Alex e Henrique fazem contraponto a integrantes mais novos, como Gerson Medeiros e Gabi Ribeiro, que não possuem as recordações da ‘Festa da Raça’, mas falam com carinho, respeito e admiração sobre o artista homenageado.

“Eu não tenho lembranças do enredo do Martinho, mas meus pais são fãs dele e eu cresci ouvindo. Martinho é um gênio e estar homenageando ele é para deixar todo mundo feliz, porque é um enredo de muita honra e simboliza resistência, porque o Martinho é um cara preto que superou todas as barreiras e se tornou esse ícone”, contou Gerson Medeiros

“Eu não lembro do desfile da Kizomba, mas o Martinho é um poeta que representa muito. Fiquei muito feliz quando recebi o convite para fazer parte dos guardiões, primeiro por ser a Vila Isabel e depois por ser um ano de Martinho,” comentou Gabi Ribeiro

O enredo proposto por Martinho ajudou a Vila Isabel levantar o seu primeiro título entre as gigantes do carnaval carioca. Em 1987 a Lícia Caniné, esposa de Martinho naquele momento assumiu a presidência da escola e desejava que o enredo de 1988 fosse um símbolo da luta contra o racismo. Martinho acabou sendo autor do enredo que derivou da palavra Kizomba, palavra em kimbundo, de origem angolana. Seu significado é ‘confraternização da raça’.
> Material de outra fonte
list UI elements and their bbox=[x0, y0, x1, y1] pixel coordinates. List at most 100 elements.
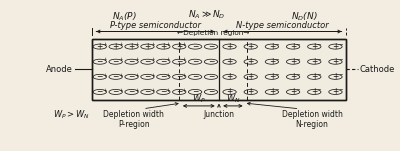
Bar bbox=[92, 39, 346, 100]
Circle shape bbox=[157, 89, 170, 95]
Circle shape bbox=[172, 74, 186, 79]
Text: −: − bbox=[160, 57, 166, 66]
Text: +: + bbox=[166, 57, 170, 62]
Text: −: − bbox=[176, 72, 182, 81]
Text: −: − bbox=[208, 42, 214, 51]
Text: +: + bbox=[150, 88, 154, 93]
Text: +: + bbox=[226, 87, 233, 96]
Circle shape bbox=[244, 74, 257, 79]
Circle shape bbox=[188, 89, 202, 95]
Text: −: − bbox=[128, 72, 135, 81]
Text: +: + bbox=[248, 57, 254, 66]
Text: −: − bbox=[112, 72, 119, 81]
Circle shape bbox=[93, 59, 106, 64]
Circle shape bbox=[188, 59, 202, 64]
Text: −: − bbox=[296, 42, 300, 47]
Text: +: + bbox=[248, 42, 254, 51]
Text: +: + bbox=[97, 42, 103, 51]
Circle shape bbox=[93, 89, 106, 95]
Circle shape bbox=[109, 59, 122, 64]
Circle shape bbox=[93, 44, 106, 49]
Text: P-type semiconductor: P-type semiconductor bbox=[110, 21, 201, 30]
Text: +: + bbox=[150, 42, 154, 47]
Text: −: − bbox=[274, 72, 279, 77]
Circle shape bbox=[141, 44, 154, 49]
Text: +: + bbox=[311, 72, 318, 81]
Text: −: − bbox=[128, 57, 135, 66]
Circle shape bbox=[157, 59, 170, 64]
Text: −: − bbox=[208, 57, 214, 66]
Text: −: − bbox=[208, 87, 214, 96]
Text: −: − bbox=[128, 87, 135, 96]
Text: +: + bbox=[166, 72, 170, 77]
Text: +: + bbox=[102, 42, 107, 47]
Text: −: − bbox=[317, 88, 321, 93]
Text: +: + bbox=[311, 87, 318, 96]
Text: −: − bbox=[192, 72, 198, 81]
Text: +: + bbox=[290, 72, 296, 81]
Text: −: − bbox=[317, 57, 321, 62]
Text: +: + bbox=[166, 88, 170, 93]
Circle shape bbox=[286, 74, 300, 79]
Text: +: + bbox=[118, 72, 123, 77]
Text: −: − bbox=[192, 87, 198, 96]
Text: +: + bbox=[226, 72, 233, 81]
Text: +: + bbox=[150, 72, 154, 77]
Text: $N_A$(P): $N_A$(P) bbox=[112, 11, 137, 23]
Text: +: + bbox=[102, 72, 107, 77]
Text: +: + bbox=[290, 87, 296, 96]
Text: Junction: Junction bbox=[204, 110, 234, 119]
Circle shape bbox=[308, 89, 321, 95]
Circle shape bbox=[329, 59, 342, 64]
Text: −: − bbox=[296, 57, 300, 62]
Text: +: + bbox=[269, 87, 275, 96]
Circle shape bbox=[141, 59, 154, 64]
Text: −: − bbox=[97, 87, 103, 96]
Text: +: + bbox=[176, 42, 182, 51]
Text: $W_P > W_N$: $W_P > W_N$ bbox=[53, 109, 90, 121]
Text: +: + bbox=[269, 57, 275, 66]
Text: −: − bbox=[338, 72, 342, 77]
Text: +: + bbox=[166, 42, 170, 47]
Text: +: + bbox=[290, 57, 296, 66]
Text: +: + bbox=[128, 42, 135, 51]
Text: −: − bbox=[97, 72, 103, 81]
Circle shape bbox=[265, 44, 278, 49]
Text: −: − bbox=[296, 72, 300, 77]
Text: +: + bbox=[182, 88, 186, 93]
Text: −: − bbox=[274, 42, 279, 47]
Text: −: − bbox=[317, 72, 321, 77]
Text: $N_D$(N): $N_D$(N) bbox=[291, 11, 318, 23]
Circle shape bbox=[204, 89, 218, 95]
Text: Depletion width
P-region: Depletion width P-region bbox=[103, 110, 164, 129]
Text: +: + bbox=[118, 57, 123, 62]
Circle shape bbox=[329, 89, 342, 95]
Circle shape bbox=[265, 89, 278, 95]
Circle shape bbox=[223, 89, 236, 95]
Circle shape bbox=[286, 89, 300, 95]
Text: −: − bbox=[112, 57, 119, 66]
Text: +: + bbox=[150, 57, 154, 62]
Text: +: + bbox=[112, 42, 119, 51]
Circle shape bbox=[329, 44, 342, 49]
Text: −: − bbox=[338, 42, 342, 47]
Text: +: + bbox=[248, 87, 254, 96]
Text: +: + bbox=[134, 72, 139, 77]
Circle shape bbox=[109, 89, 122, 95]
Text: $W_N$: $W_N$ bbox=[226, 93, 240, 105]
Text: +: + bbox=[311, 42, 318, 51]
Circle shape bbox=[204, 59, 218, 64]
Text: −: − bbox=[274, 57, 279, 62]
Circle shape bbox=[223, 44, 236, 49]
Circle shape bbox=[308, 44, 321, 49]
Text: −: − bbox=[112, 87, 119, 96]
Circle shape bbox=[157, 44, 170, 49]
Circle shape bbox=[125, 44, 138, 49]
Circle shape bbox=[244, 59, 257, 64]
Circle shape bbox=[125, 59, 138, 64]
Text: −: − bbox=[317, 42, 321, 47]
Text: +: + bbox=[226, 42, 233, 51]
Text: −: − bbox=[296, 88, 300, 93]
Circle shape bbox=[141, 89, 154, 95]
Circle shape bbox=[204, 74, 218, 79]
Sua comissão de frente representava os guerreiros africanos, símbolo da garra e superação do povo preto, mas como a escola estava fraca financeiramente, foi obrigada a realizar a fantasia com materiais baratos, como sisal, tecidos com estampas de inspiração em África e palhas. O resultado foi uma comissão de frente de pouco brilho, mas muita presença. Em 2022, a escola mostrou uma fantasia rica e bem-acabada, com uma segunda pele que parecia uma pintura de tribos de região de origem Banto (hoje a região dos Congos e Angola) remetia a retalhos de tecido inspirados em África, por cima da segunda pele havia uma armadura na cor marrom e um aveludado laranja, essa armadura tinha detalhes em azul, amarelo e búzios brancos. Na parte superior dos corpos, uma ombreira imponente com muita palha e tecido e na cabeça um adereço que acompanha a parte debaixo, mas possui um conjunto de penas branca, cinza e azul no topo. Uma verdadeira festa personificada, ou melhor, uma Kizomba.